His distinguished career on the Bench is matched by his service on the diplomatic front. He was a member of Jamaica’s delegation to the United Nations General Assembly in 1965 and 1966. He was a delegate to the UN Congress on the Prevention of Crime and Treatment of Offenders in 1975 and was appointed UN expert on the prevention of crime and treatment of offenders for the 7th and 8th Congresses. On the international scene, Justice Ira Rowe made his mark, delivering papers at the world conference on victimology in Yugoslavia, as well as at the inaugural meeting of the Society for the Reform of the Criminal Law Conference in Auckland, New Zealand in 1990.
As an educator, he made significant contributions in helping young lawyers hone their skills. For 15 years he dedicated his time as a tutor in family law at the Norman Law School and was Master of the Moots at the institution between 1975 and 1993.

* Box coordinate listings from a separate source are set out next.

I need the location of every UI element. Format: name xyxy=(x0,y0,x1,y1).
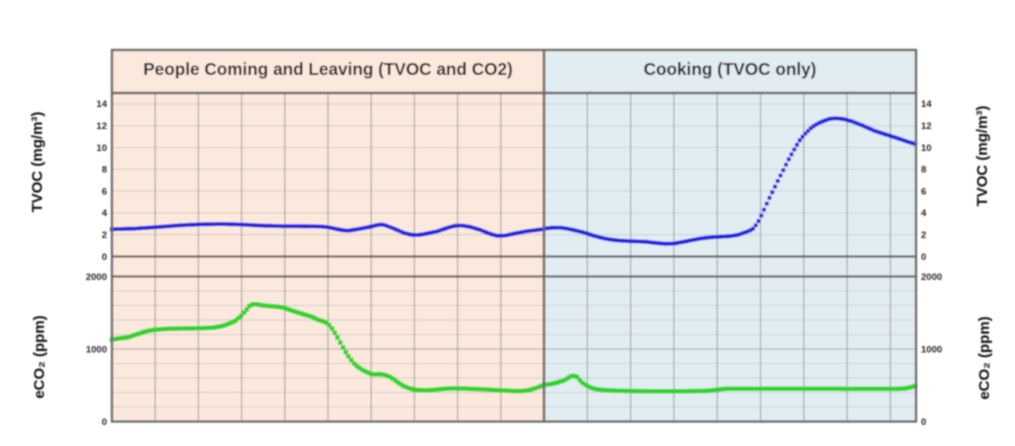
svg-text:1000: 1000 xyxy=(921,344,942,355)
svg-text:4: 4 xyxy=(102,208,108,219)
svg-text:2000: 2000 xyxy=(86,272,107,283)
svg-text:eCO₂ (ppm): eCO₂ (ppm) xyxy=(976,316,993,399)
svg-text:0: 0 xyxy=(102,252,107,263)
svg-text:0: 0 xyxy=(102,417,107,428)
svg-text:12: 12 xyxy=(96,121,107,132)
svg-text:Cooking (TVOC only): Cooking (TVOC only) xyxy=(644,59,817,79)
svg-text:6: 6 xyxy=(921,186,926,197)
svg-text:14: 14 xyxy=(921,99,932,110)
svg-text:6: 6 xyxy=(102,186,107,197)
svg-text:8: 8 xyxy=(921,165,926,176)
svg-text:1000: 1000 xyxy=(86,344,107,355)
svg-text:People Coming and Leaving (TVO: People Coming and Leaving (TVOC and CO2) xyxy=(143,59,513,79)
svg-text:0: 0 xyxy=(921,252,926,263)
svg-text:0: 0 xyxy=(921,417,926,428)
svg-text:10: 10 xyxy=(921,143,932,154)
svg-text:TVOC (mg/m³): TVOC (mg/m³) xyxy=(29,112,46,213)
svg-text:eCO₂ (ppm): eCO₂ (ppm) xyxy=(31,315,48,398)
svg-text:2: 2 xyxy=(921,230,926,241)
svg-text:4: 4 xyxy=(921,208,927,219)
svg-text:10: 10 xyxy=(96,143,107,154)
svg-text:14: 14 xyxy=(96,99,107,110)
svg-text:12: 12 xyxy=(921,121,932,132)
svg-text:2: 2 xyxy=(102,230,107,241)
svg-text:2000: 2000 xyxy=(921,272,942,283)
svg-text:TVOC (mg/m³): TVOC (mg/m³) xyxy=(974,106,991,207)
svg-text:8: 8 xyxy=(102,165,107,176)
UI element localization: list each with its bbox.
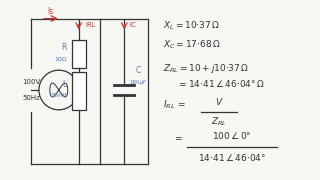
Text: IC: IC xyxy=(129,21,136,28)
Text: $Z_{RL}$: $Z_{RL}$ xyxy=(211,116,227,128)
Text: $=$: $=$ xyxy=(173,133,183,142)
Text: 100V: 100V xyxy=(22,79,40,85)
Text: $I_{RL}\,=$: $I_{RL}\,=$ xyxy=(163,99,186,111)
Text: $= 14{\cdot}41\,\angle\,46{\cdot}04°\,\Omega$: $= 14{\cdot}41\,\angle\,46{\cdot}04°\,\O… xyxy=(177,78,265,89)
Text: $Z_{RL} = 10 + j10{\cdot}37\,\Omega$: $Z_{RL} = 10 + j10{\cdot}37\,\Omega$ xyxy=(163,62,249,75)
Text: 180μF: 180μF xyxy=(130,80,147,85)
Text: 10Ω: 10Ω xyxy=(54,57,67,62)
Text: $X_L = 10{\cdot}37\,\Omega$: $X_L = 10{\cdot}37\,\Omega$ xyxy=(163,19,220,32)
Text: $14{\cdot}41\,\angle\,46{\cdot}04°$: $14{\cdot}41\,\angle\,46{\cdot}04°$ xyxy=(198,152,266,163)
Text: $100\,\angle\,0°$: $100\,\angle\,0°$ xyxy=(212,130,252,141)
Text: $X_C = 17{\cdot}68\,\Omega$: $X_C = 17{\cdot}68\,\Omega$ xyxy=(163,38,221,51)
Bar xyxy=(72,72,85,110)
Bar xyxy=(72,40,85,68)
Text: C: C xyxy=(136,66,141,75)
Text: L: L xyxy=(62,80,67,89)
Text: Is: Is xyxy=(48,7,54,16)
Text: R: R xyxy=(61,43,67,52)
Text: IRL: IRL xyxy=(85,21,96,28)
Text: 50Hz: 50Hz xyxy=(22,95,40,101)
Text: 33mH: 33mH xyxy=(50,93,67,98)
Text: $V$: $V$ xyxy=(215,96,223,107)
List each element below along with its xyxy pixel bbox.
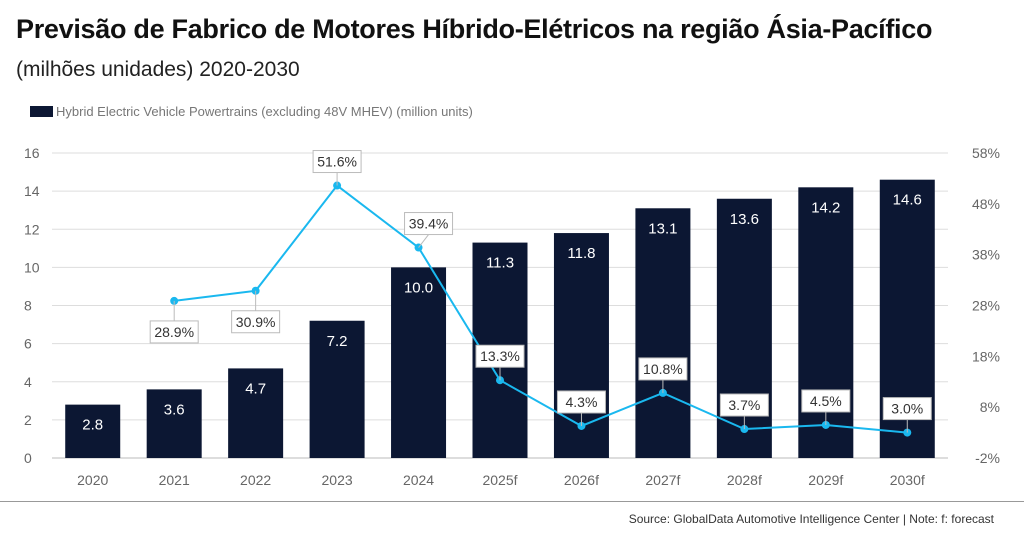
y-left-tick-label: 12 <box>24 221 40 237</box>
legend: Hybrid Electric Vehicle Powertrains (exc… <box>30 104 473 119</box>
y-left-tick-label: 10 <box>24 259 40 275</box>
growth-label: 30.9% <box>236 314 276 330</box>
x-tick-label: 2020 <box>77 472 108 488</box>
x-tick-label: 2030f <box>890 472 925 488</box>
growth-label-box <box>801 389 851 413</box>
bar-value-label: 14.6 <box>893 192 922 209</box>
y-left-tick-label: 2 <box>24 412 32 428</box>
growth-label: 4.3% <box>565 394 597 410</box>
x-tick-label: 2025f <box>482 472 517 488</box>
y-left-tick-label: 16 <box>24 145 40 161</box>
legend-label: Hybrid Electric Vehicle Powertrains (exc… <box>56 104 473 119</box>
growth-label-box <box>231 310 281 334</box>
legend-swatch <box>30 106 53 117</box>
y-right-tick-label: 38% <box>972 247 1000 263</box>
x-tick-label: 2022 <box>240 472 271 488</box>
x-tick-label: 2026f <box>564 472 599 488</box>
growth-label: 3.0% <box>891 401 923 417</box>
y-right-tick-label: 48% <box>972 196 1000 212</box>
bar <box>228 368 284 458</box>
y-right-tick-label: 28% <box>972 298 1000 314</box>
divider <box>0 501 1024 502</box>
bar-value-label: 11.8 <box>567 245 595 262</box>
growth-label-box <box>638 357 688 381</box>
bar-value-label: 4.7 <box>245 380 266 397</box>
growth-label-box <box>719 393 769 417</box>
source-note: Source: GlobalData Automotive Intelligen… <box>628 512 994 526</box>
x-tick-label: 2027f <box>645 472 680 488</box>
bar-value-label: 11.3 <box>486 255 514 272</box>
x-tick-label: 2028f <box>727 472 762 488</box>
bar <box>65 404 121 458</box>
growth-label: 13.3% <box>480 348 520 364</box>
growth-label-box <box>149 320 199 344</box>
growth-label: 4.5% <box>810 393 842 409</box>
growth-label: 51.6% <box>317 154 357 170</box>
label-leader <box>418 234 429 248</box>
growth-label-box <box>312 150 362 174</box>
y-left-tick-label: 14 <box>24 183 40 199</box>
bar-value-label: 14.2 <box>811 199 840 216</box>
bar-value-label: 10.0 <box>404 279 433 296</box>
x-tick-label: 2029f <box>808 472 843 488</box>
y-left-tick-label: 8 <box>24 298 32 314</box>
growth-label-box <box>404 212 454 236</box>
y-left-tick-label: 6 <box>24 336 32 352</box>
growth-label: 39.4% <box>409 216 449 232</box>
x-tick-label: 2021 <box>159 472 190 488</box>
y-left-tick-label: 4 <box>24 374 32 390</box>
bar-value-label: 7.2 <box>327 333 348 350</box>
growth-line <box>174 184 908 434</box>
chart-title: Previsão de Fabrico de Motores Híbrido-E… <box>16 14 933 44</box>
bar <box>635 208 691 458</box>
chart-subtitle: (milhões unidades) 2020-2030 <box>16 58 300 81</box>
bar <box>391 267 447 458</box>
y-right-tick-label: 58% <box>972 145 1000 161</box>
y-left-tick-label: 0 <box>24 450 32 466</box>
growth-label-box <box>475 344 525 368</box>
chart: 0 2 4 6 8 10 12 14 16 -2% 8% 18% 28% 38% 48% 58% 2.8 3.6 4… <box>24 145 1000 488</box>
bar-value-label: 3.6 <box>164 401 185 418</box>
y-right-tick-label: -2% <box>975 450 1000 466</box>
bar-value-label: 13.1 <box>648 220 677 237</box>
x-tick-label: 2023 <box>322 472 353 488</box>
growth-label-box <box>882 397 932 421</box>
x-tick-label: 2024 <box>403 472 434 488</box>
growth-label: 3.7% <box>728 397 760 413</box>
growth-label-box <box>556 390 606 414</box>
y-right-tick-label: 8% <box>980 399 1000 415</box>
y-right-tick-label: 18% <box>972 348 1000 364</box>
growth-label: 10.8% <box>643 361 683 377</box>
bar <box>146 389 202 458</box>
bar <box>309 320 365 458</box>
growth-label: 28.9% <box>154 324 194 340</box>
bar-value-label: 2.8 <box>82 417 103 434</box>
bar-value-label: 13.6 <box>730 211 759 228</box>
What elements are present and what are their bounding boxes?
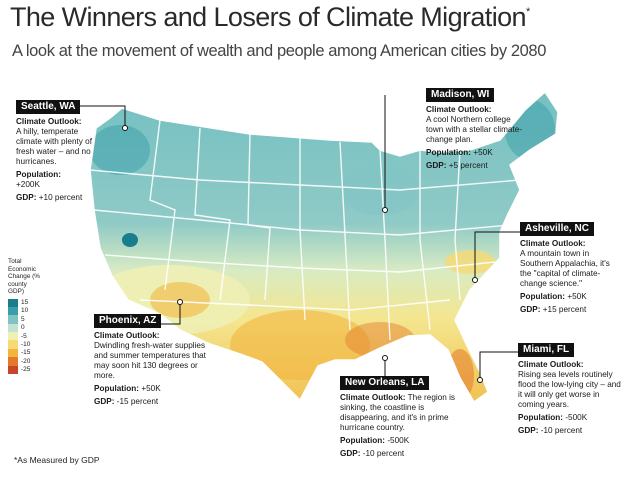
- legend-scale: 15 10 5 0 -5 -10 -15 -20 -25: [8, 298, 42, 375]
- legend-swatch: [8, 323, 18, 333]
- legend-entry: 10: [8, 306, 42, 316]
- legend-label: -15: [21, 349, 31, 357]
- page-subtitle: A look at the movement of wealth and peo…: [12, 42, 546, 60]
- seattle-marker: [122, 125, 128, 131]
- callout-new-orleans: New Orleans, LA Climate Outlook: The reg…: [340, 376, 455, 458]
- legend-swatch: [8, 332, 18, 341]
- legend-entry: 15: [8, 298, 42, 307]
- legend-title: Total Economic Change (% county GDP): [8, 258, 40, 295]
- legend-entry: -20: [8, 357, 42, 366]
- callout-phoenix: Phoenix, AZ Climate Outlook: Dwindling f…: [94, 314, 206, 406]
- page-title: The Winners and Losers of Climate Migrat…: [10, 2, 530, 32]
- legend-label: -5: [21, 332, 27, 340]
- footnote: *As Measured by GDP: [14, 455, 100, 465]
- legend-label: 5: [21, 315, 25, 323]
- callout-phoenix-city: Phoenix, AZ: [94, 314, 162, 328]
- legend-label: -25: [21, 366, 31, 374]
- legend-swatch: [8, 306, 18, 316]
- legend-entry: -25: [8, 365, 42, 375]
- legend-label: 0: [21, 324, 25, 332]
- leader-lines: [75, 95, 520, 380]
- legend-entry: -10: [8, 340, 42, 349]
- legend-entry: 5: [8, 315, 42, 324]
- legend-label: -10: [21, 340, 31, 348]
- legend-swatch: [8, 315, 18, 324]
- legend-entry: -5: [8, 332, 42, 341]
- new-orleans-marker: [382, 355, 388, 361]
- city-markers: [122, 125, 483, 383]
- miami-marker: [477, 377, 483, 383]
- callout-asheville-city: Asheville, NC: [520, 222, 594, 236]
- callout-seattle-city: Seattle, WA: [16, 100, 81, 114]
- callout-miami-city: Miami, FL: [518, 343, 575, 357]
- legend-label: -20: [21, 357, 31, 365]
- legend-swatch: [8, 298, 18, 307]
- legend-swatch: [8, 348, 18, 358]
- legend-entry: 0: [8, 323, 42, 333]
- legend-label: 15: [21, 298, 29, 306]
- callout-asheville: Asheville, NC Climate Outlook: A mountai…: [520, 222, 610, 314]
- phoenix-marker: [177, 299, 183, 305]
- legend-swatch: [8, 365, 18, 375]
- callout-madison: Madison, WI Climate Outlook: A cool Nort…: [426, 88, 523, 170]
- state-borders: [90, 119, 521, 341]
- callout-madison-city: Madison, WI: [426, 88, 495, 102]
- us-outline: [89, 90, 559, 404]
- madison-marker: [382, 207, 388, 213]
- callout-miami: Miami, FL Climate Outlook: Rising sea le…: [518, 343, 621, 435]
- callout-seattle: Seattle, WA Climate Outlook: A hilly, te…: [16, 100, 92, 202]
- legend-label: 10: [21, 307, 29, 315]
- legend-entry: -15: [8, 348, 42, 358]
- legend-swatch: [8, 357, 18, 366]
- color-legend: Total Economic Change (% county GDP) 15 1…: [8, 258, 42, 375]
- callout-new-orleans-city: New Orleans, LA: [340, 376, 430, 390]
- legend-swatch: [8, 340, 18, 349]
- asheville-marker: [472, 277, 478, 283]
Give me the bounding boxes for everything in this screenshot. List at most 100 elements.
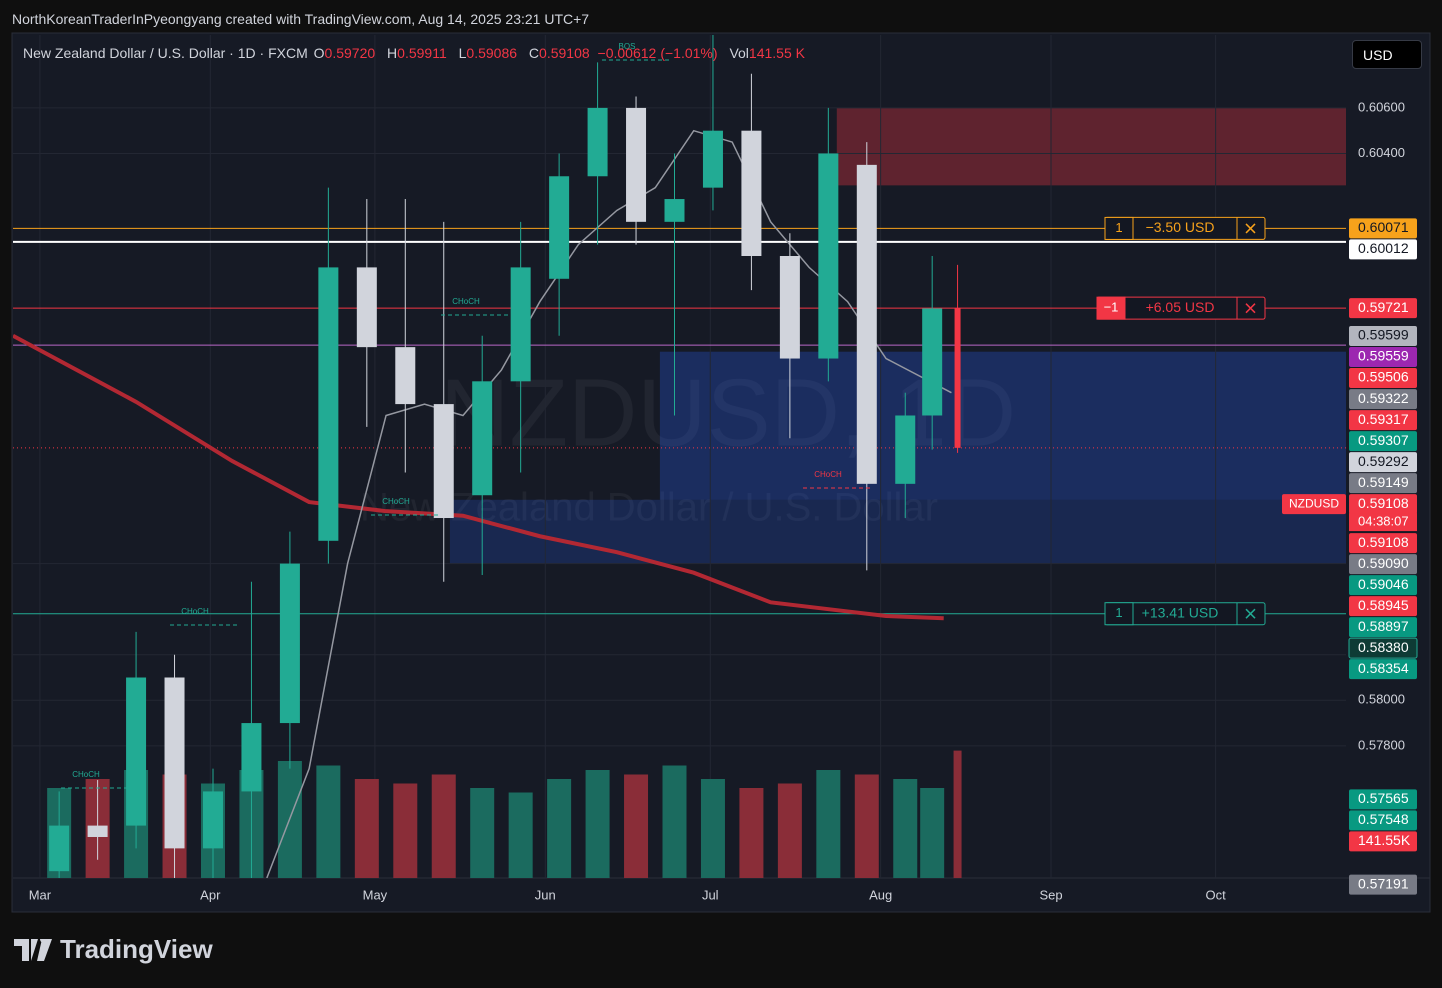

Outside of court, he was constantly in demand to help resolve commercial disputes via arbitration and to chair Commissions of Enquiry. He was also for many years the Chancellor of the Anglican Diocese of Jamaica and a Trustee of Codrington Theological College in Barbados. The honour of Order of Jamaica was bestowed on him in 1986 for his services to law in Jamaica and beyond.
For these and other reasons, Ira Rowe has been inducted into the Munro College Old Boys Association Hall of Fame.